Será, entonces, volver al ineficiente mundo donde Cuevana no existe. Será contactar a Omar Alexander, mi antiguo vendedor de “estrenos y clásicas” en San Andresito. Será dar más de un click para poder ver una película. Será, qué triste, dejar de ver a Larry David. Y volver a Suso el Paspi. Será, en otras palabras, reprimir mis intereses en lo más recóndito de mi cerebro. Porque Cuevana ya no está.
La tumbaron. Quedan sobras, pero la versátil colección de películas y series más grande que ha producido un hombre al que le importan los subtítulos en español ya no está. Y no va a volver.
Ayer la versión en inglés de Wikipedia estuvo cerrada, así como otras 30 páginas importantes. Y Facebook, Twitter y Google funcionaron, pero también están protestando en contra de las dos leyes con las que el Congreso gringo pretende acabar con la piratería. Cada uno tiene su versión: en España fue la Ley Sinde y en Colombia, la Ley Lleras, que fue archivada por el gobierno dado el rechazo que generó. Pero el debate vive. Y le recomiendo una cosa: aliste su tarjeta de Blockbuster.
La historia es esta, en términos generales: un grupo de personas en corbata piensa que la gente debe pagar por el entretenimiento. Basados en leyes que se escribieron siglos atrás, consideran que los derechos de autor se deben cumplir a cabalidad. Con su diploma de Harvard tatuado en la frente, creen que la piratería es un mal de la actualidad que puede ser eliminado. Con leyes.
Del otro lado está la gente que consume entretenimiento sin pagarlo. Y los ingenieros que los abastecen. No son bandidos, ni inmorales. Porque no le ven nada de malo: crecieron en un mundo donde la información y el entretenimiento eran gratis y a partir de ahí crearon una comunidad universal que comparte el conocimiento por inercia.
Es, me parece, un problema cultural: un choque entre dos racionalidades que ven el contenido y su propiedad de maneras diferentes.
Los políticos no entienden el internet. Tener un iPad o pontificar por Twitter no te hace experto en tecnología. El internet no es solo una herramienta: también es una forma de entender el mundo. Eso no lo entienden los políticos, a quienes el blog de tecnología Motherboard les dijo, con razón, “Señores del Congreso: no sigue siendo aceptable no saber cómo funciona el internet”. La gente que no entiende el internet –sí, incluidos los que no saben abrir dos ventanas al tiempo en el computador– debería abstenerse de este debate.

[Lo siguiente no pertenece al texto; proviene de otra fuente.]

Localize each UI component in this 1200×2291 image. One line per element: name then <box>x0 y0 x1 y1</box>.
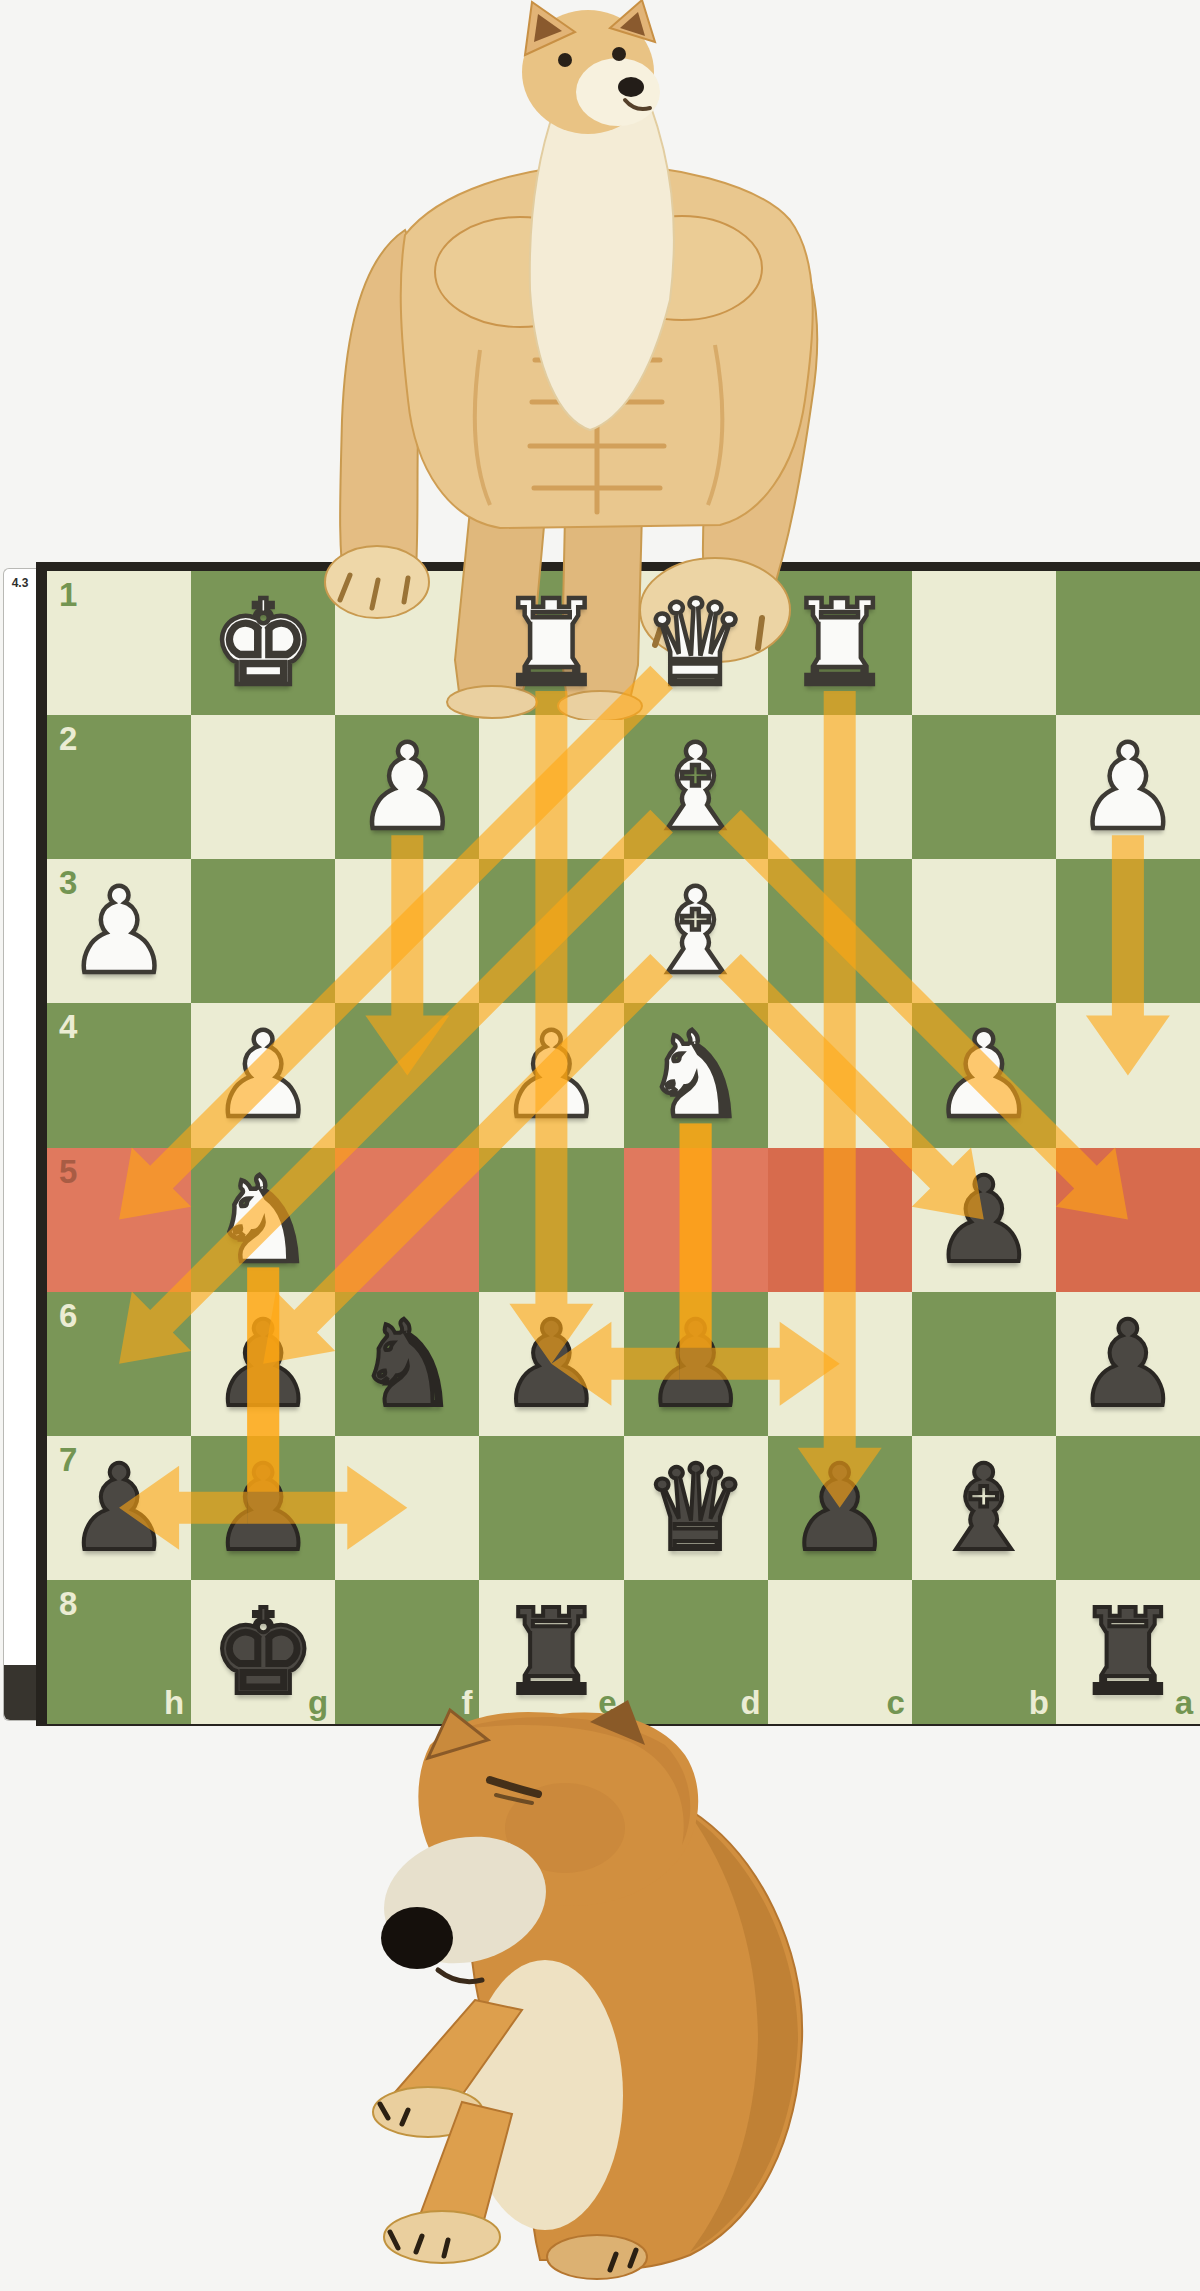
file-label-d: d <box>740 1684 760 1722</box>
piece-black-rook-e8[interactable]: ♜ <box>479 1580 623 1724</box>
evaluation-bar-black-segment <box>4 1665 36 1720</box>
piece-white-king-g1[interactable]: ♚ <box>191 571 335 715</box>
rank-label-2: 2 <box>59 720 77 758</box>
square-h2[interactable]: 2 <box>47 715 191 859</box>
square-c2[interactable] <box>768 715 912 859</box>
square-f5[interactable] <box>335 1148 479 1292</box>
piece-white-pawn-f2[interactable]: ♟ <box>335 715 479 859</box>
rank-label-1: 1 <box>59 576 77 614</box>
piece-white-pawn-h3[interactable]: ♟ <box>47 859 191 1003</box>
rank-label-4: 4 <box>59 1008 77 1046</box>
piece-black-queen-d7[interactable]: ♛ <box>624 1436 768 1580</box>
square-a1[interactable] <box>1056 571 1200 715</box>
piece-black-knight-f6[interactable]: ♞ <box>335 1292 479 1436</box>
piece-black-king-g8[interactable]: ♚ <box>191 1580 335 1724</box>
square-f1[interactable] <box>335 571 479 715</box>
square-g3[interactable] <box>191 859 335 1003</box>
piece-white-rook-e1[interactable]: ♜ <box>479 571 623 715</box>
file-label-f: f <box>461 1684 472 1722</box>
file-label-h: h <box>164 1684 184 1722</box>
piece-white-knight-d4[interactable]: ♞ <box>624 1003 768 1147</box>
square-a3[interactable] <box>1056 859 1200 1003</box>
piece-black-pawn-c7[interactable]: ♟ <box>768 1436 912 1580</box>
square-e5[interactable] <box>479 1148 623 1292</box>
piece-white-queen-d1[interactable]: ♛ <box>624 571 768 715</box>
square-d5[interactable] <box>624 1148 768 1292</box>
square-a5[interactable] <box>1056 1148 1200 1292</box>
piece-white-rook-c1[interactable]: ♜ <box>768 571 912 715</box>
piece-black-pawn-e6[interactable]: ♟ <box>479 1292 623 1436</box>
rank-label-6: 6 <box>59 1297 77 1335</box>
piece-white-knight-g5[interactable]: ♞ <box>191 1148 335 1292</box>
square-b1[interactable] <box>912 571 1056 715</box>
square-d8[interactable]: d <box>624 1580 768 1724</box>
square-b8[interactable]: b <box>912 1580 1056 1724</box>
piece-white-pawn-g4[interactable]: ♟ <box>191 1003 335 1147</box>
square-e2[interactable] <box>479 715 623 859</box>
piece-white-pawn-b4[interactable]: ♟ <box>912 1003 1056 1147</box>
square-f3[interactable] <box>335 859 479 1003</box>
square-b2[interactable] <box>912 715 1056 859</box>
square-c4[interactable] <box>768 1003 912 1147</box>
square-c8[interactable]: c <box>768 1580 912 1724</box>
piece-black-pawn-d6[interactable]: ♟ <box>624 1292 768 1436</box>
square-b3[interactable] <box>912 859 1056 1003</box>
piece-black-bishop-b7[interactable]: ♝ <box>912 1436 1056 1580</box>
piece-white-pawn-a2[interactable]: ♟ <box>1056 715 1200 859</box>
square-c6[interactable] <box>768 1292 912 1436</box>
evaluation-score: 4.3 <box>4 576 36 590</box>
square-g2[interactable] <box>191 715 335 859</box>
piece-black-pawn-a6[interactable]: ♟ <box>1056 1292 1200 1436</box>
square-e3[interactable] <box>479 859 623 1003</box>
square-h8[interactable]: 8h <box>47 1580 191 1724</box>
square-e7[interactable] <box>479 1436 623 1580</box>
square-h6[interactable]: 6 <box>47 1292 191 1436</box>
file-label-c: c <box>886 1684 904 1722</box>
piece-black-rook-a8[interactable]: ♜ <box>1056 1580 1200 1724</box>
piece-black-pawn-h7[interactable]: ♟ <box>47 1436 191 1580</box>
square-a7[interactable] <box>1056 1436 1200 1580</box>
piece-black-pawn-g6[interactable]: ♟ <box>191 1292 335 1436</box>
square-f7[interactable] <box>335 1436 479 1580</box>
piece-white-pawn-e4[interactable]: ♟ <box>479 1003 623 1147</box>
rank-label-5: 5 <box>59 1153 77 1191</box>
piece-black-pawn-g7[interactable]: ♟ <box>191 1436 335 1580</box>
square-h1[interactable]: 1 <box>47 571 191 715</box>
piece-white-bishop-d2[interactable]: ♝ <box>624 715 768 859</box>
evaluation-bar: 4.3 <box>3 568 36 1721</box>
square-h4[interactable]: 4 <box>47 1003 191 1147</box>
file-label-b: b <box>1029 1684 1049 1722</box>
square-c3[interactable] <box>768 859 912 1003</box>
square-f4[interactable] <box>335 1003 479 1147</box>
square-b6[interactable] <box>912 1292 1056 1436</box>
cheems-image <box>360 1700 830 2291</box>
square-a4[interactable] <box>1056 1003 1200 1147</box>
piece-white-bishop-d3[interactable]: ♝ <box>624 859 768 1003</box>
square-f8[interactable]: f <box>335 1580 479 1724</box>
piece-black-pawn-b5[interactable]: ♟ <box>912 1148 1056 1292</box>
square-h5[interactable]: 5 <box>47 1148 191 1292</box>
square-c5[interactable] <box>768 1148 912 1292</box>
rank-label-8: 8 <box>59 1585 77 1623</box>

Y no solo se trata del anacronismo de los políticos, sino del lobby de sus camaradas: los 32 senadores que impulsan la ley SOPA, por ejemplo, han visto cuadruplicadas las contribuciones de Hollywood a sus campañas. Y están las críticas de don Rupert Murdoch a Google esta semana. Hollywood lleva décadas haciendo lobby en Washington. Los poderosos no están acostumbrados a que cualquier cristiano los cuestione y mucho menos les quite su negocio. Pero ahora están asustados, y lagartean para proteger sus monopolios. Porque no les basta con ser los dueños de la película, la red de cable y la banda ancha.

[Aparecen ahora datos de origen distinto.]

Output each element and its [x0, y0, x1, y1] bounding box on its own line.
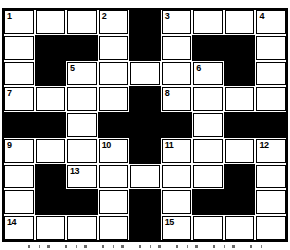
clue-number-15: 15 — [165, 217, 174, 227]
cell-r9c1[interactable]: 14 — [4, 216, 34, 240]
cell-r3c6[interactable] — [162, 62, 192, 86]
clue-number-7: 7 — [7, 88, 12, 98]
black-square-r6c5 — [129, 138, 161, 164]
cell-r3c3[interactable]: 5 — [67, 62, 97, 86]
cell-r9c7[interactable] — [193, 216, 223, 240]
cell-r1c8[interactable] — [225, 10, 255, 34]
black-square-r5c4 — [98, 112, 130, 138]
cell-r1c7[interactable] — [193, 10, 223, 34]
black-square-r3c2 — [35, 61, 67, 87]
cell-r7c1[interactable] — [4, 165, 34, 189]
cell-r2c1[interactable] — [4, 36, 34, 60]
cell-r9c4[interactable] — [99, 216, 129, 240]
cell-r8c1[interactable] — [4, 190, 34, 214]
cell-r6c4[interactable]: 10 — [99, 139, 129, 163]
cell-r7c3[interactable]: 13 — [67, 165, 97, 189]
cell-r4c6[interactable]: 8 — [162, 87, 192, 111]
black-square-r2c2 — [35, 35, 67, 61]
cell-r3c7[interactable]: 6 — [193, 62, 223, 86]
black-square-r4c5 — [129, 86, 161, 112]
black-square-r8c7 — [192, 189, 224, 215]
cell-r9c2[interactable] — [36, 216, 66, 240]
black-square-r5c1 — [3, 112, 35, 138]
clue-number-13: 13 — [70, 166, 79, 176]
cell-r4c9[interactable] — [256, 87, 286, 111]
black-square-r2c8 — [224, 35, 256, 61]
cell-r1c9[interactable]: 4 — [256, 10, 286, 34]
cell-r3c4[interactable] — [99, 62, 129, 86]
black-square-r5c8 — [224, 112, 256, 138]
cell-r7c6[interactable] — [162, 165, 192, 189]
black-square-r5c2 — [35, 112, 67, 138]
cell-r9c8[interactable] — [225, 216, 255, 240]
cell-r4c4[interactable] — [99, 87, 129, 111]
cell-r4c7[interactable] — [193, 87, 223, 111]
cell-r4c3[interactable] — [67, 87, 97, 111]
cell-r4c1[interactable]: 7 — [4, 87, 34, 111]
cell-r7c5[interactable] — [130, 165, 160, 189]
cell-r6c9[interactable]: 12 — [256, 139, 286, 163]
clue-number-8: 8 — [165, 88, 170, 98]
cell-r7c7[interactable] — [193, 165, 223, 189]
cell-r8c9[interactable] — [256, 190, 286, 214]
clue-number-3: 3 — [165, 11, 170, 21]
crossword-board: 123456789101112131415 — [2, 8, 288, 242]
black-square-r5c9 — [255, 112, 287, 138]
cell-r4c2[interactable] — [36, 87, 66, 111]
black-square-r1c5 — [129, 9, 161, 35]
clue-number-9: 9 — [7, 140, 12, 150]
cell-r6c1[interactable]: 9 — [4, 139, 34, 163]
cell-r2c9[interactable] — [256, 36, 286, 60]
cell-r2c6[interactable] — [162, 36, 192, 60]
cell-r9c3[interactable] — [67, 216, 97, 240]
cell-r1c2[interactable] — [36, 10, 66, 34]
clipped-caption-fragments — [28, 245, 266, 249]
cell-r1c6[interactable]: 3 — [162, 10, 192, 34]
clue-number-5: 5 — [70, 63, 75, 73]
cell-r3c1[interactable] — [4, 62, 34, 86]
cell-r3c9[interactable] — [256, 62, 286, 86]
cell-r1c4[interactable]: 2 — [99, 10, 129, 34]
cell-r7c9[interactable] — [256, 165, 286, 189]
black-square-r5c5 — [129, 112, 161, 138]
clue-number-2: 2 — [102, 11, 107, 21]
black-square-r8c3 — [66, 189, 98, 215]
clue-number-10: 10 — [102, 140, 111, 150]
black-square-r8c2 — [35, 189, 67, 215]
cell-r6c2[interactable] — [36, 139, 66, 163]
cell-r1c1[interactable]: 1 — [4, 10, 34, 34]
black-square-r2c3 — [66, 35, 98, 61]
black-square-r3c8 — [224, 61, 256, 87]
clue-number-11: 11 — [165, 140, 174, 150]
cell-r4c8[interactable] — [225, 87, 255, 111]
clue-number-6: 6 — [196, 63, 201, 73]
cell-r6c6[interactable]: 11 — [162, 139, 192, 163]
cell-r8c6[interactable] — [162, 190, 192, 214]
cell-r6c8[interactable] — [225, 139, 255, 163]
clue-number-12: 12 — [259, 140, 268, 150]
crossword-page: 123456789101112131415 — [0, 0, 290, 250]
cell-r3c5[interactable] — [130, 62, 160, 86]
cell-r7c4[interactable] — [99, 165, 129, 189]
cell-r6c3[interactable] — [67, 139, 97, 163]
cell-r6c7[interactable] — [193, 139, 223, 163]
cell-r5c7[interactable] — [193, 113, 223, 137]
cell-r8c4[interactable] — [99, 190, 129, 214]
cell-r2c4[interactable] — [99, 36, 129, 60]
cell-r9c6[interactable]: 15 — [162, 216, 192, 240]
black-square-r9c5 — [129, 215, 161, 241]
cell-r1c3[interactable] — [67, 10, 97, 34]
clue-number-4: 4 — [259, 11, 264, 21]
clue-number-1: 1 — [7, 11, 12, 21]
cell-r9c9[interactable] — [256, 216, 286, 240]
black-square-r7c2 — [35, 164, 67, 190]
black-square-r8c5 — [129, 189, 161, 215]
black-square-r8c8 — [224, 189, 256, 215]
black-square-r5c6 — [161, 112, 193, 138]
black-square-r7c8 — [224, 164, 256, 190]
cell-r5c3[interactable] — [67, 113, 97, 137]
black-square-r2c5 — [129, 35, 161, 61]
black-square-r2c7 — [192, 35, 224, 61]
clue-number-14: 14 — [7, 217, 16, 227]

Como en la guerra contra las drogas: los políticos creen que la ilegalidad se lucha con la prohibición, en vez de la enseñanza y la innovación. Prohibir un producto que tiene una demanda de raíces culturales no sirve de nada. En contra de un hábito la ley no funciona. Cuevana se fue, pero están Monsterdivx, 1channel, Movie2k, Seriesyonkis y 3000filmes.
Entonces mi tía me va a preguntar: ¿cómo te sentirías tú si tu trabajo fuera subvalorado y no te pagaran lo que tanto esfuerzo y plata te costó producir? Primero: no me sentiría mal si yo estuviera forrado en dólares, como es el caso de Hollywood. Segundo: si Cuevana cobrara, yo pagaría. Y tercero, este no es un problema que se pueda reducir a la plata. Es justo, porque así funciona el mundo. Pero ese es el tipo de argumentos que evidencia la ignorancia de los políticos –y de las tías– sobre el internet: acá la plata no vale, ni es un objetivo. Ni siquiera Twitter es, aún, un negocio. Y Facebook sigue dando pasitos de tortuga. Cuevana no hizo un peso.

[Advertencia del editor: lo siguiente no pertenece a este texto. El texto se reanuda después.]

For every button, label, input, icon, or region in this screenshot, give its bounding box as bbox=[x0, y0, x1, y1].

Estamos de acuerdo: nada es gratis en esta vida. Pero hay formas de hacer plata con el contenido en internet sin tener que censurar la distribución libre. Está la publicidad: gracias al conocimiento del consumidor que permite el internet, la eficiencia de la publicidad es mayor a la de antes. Y se ha comprobado que la piratería no es, en realidad, una amenaza: las películas nunca dejaron de ser negocio, porque las salas de cine siguen llenas, así la piratería cueste 58 millones de dólares al año. También se opusieron a los videocasetes y a los DVD en su momento, y hoy casi que viven de ellos. Lo mismos dueños de la película. Y la banda ancha. Por su parte, la escritora de Harry Potter es archimillonaria, así su libro sea el más vendido siempre, en todos los idiomas. Y aunque reaccionaron tarde, las disqueras ya se adaptaron al nuevo sistema y crecen como adolescentes: Shakira cobra medio millón de pesos por un concierto, y la gente, que la conoció por MP3, lo paga, así le cueste la mitad de su salario. Soluciones hay.
Wikipedia está cerrada porque este es un debate político y filosófico. No es mera criminalidad. Y tal vez esa sea otra de las soluciones: llevar a los 'piratas' al congreso. The Pirate Bay, la página sueca para bajar archivos, sigue viva porque se convirtió en un partido político.
La piratería es, como dijo Cortés ayer en La silla vacía, un concepto anacrónico e ineficiente. Los derechos de autor deben ser repensados: para que los autores del entretenimiento y la información paguen su trabajo, hay que pensar en formas distintas a prohibir su libre distribución. Encima, leyes como SOPA implican un monitoreo al contenido que perjudicaría los elementos que hicieron del internet una red de intercambio y transparencia revolucionaria. No queremos un sistema como el chino, pero pareciera. No queremos volver a la Edad Media, pero estamos al borde.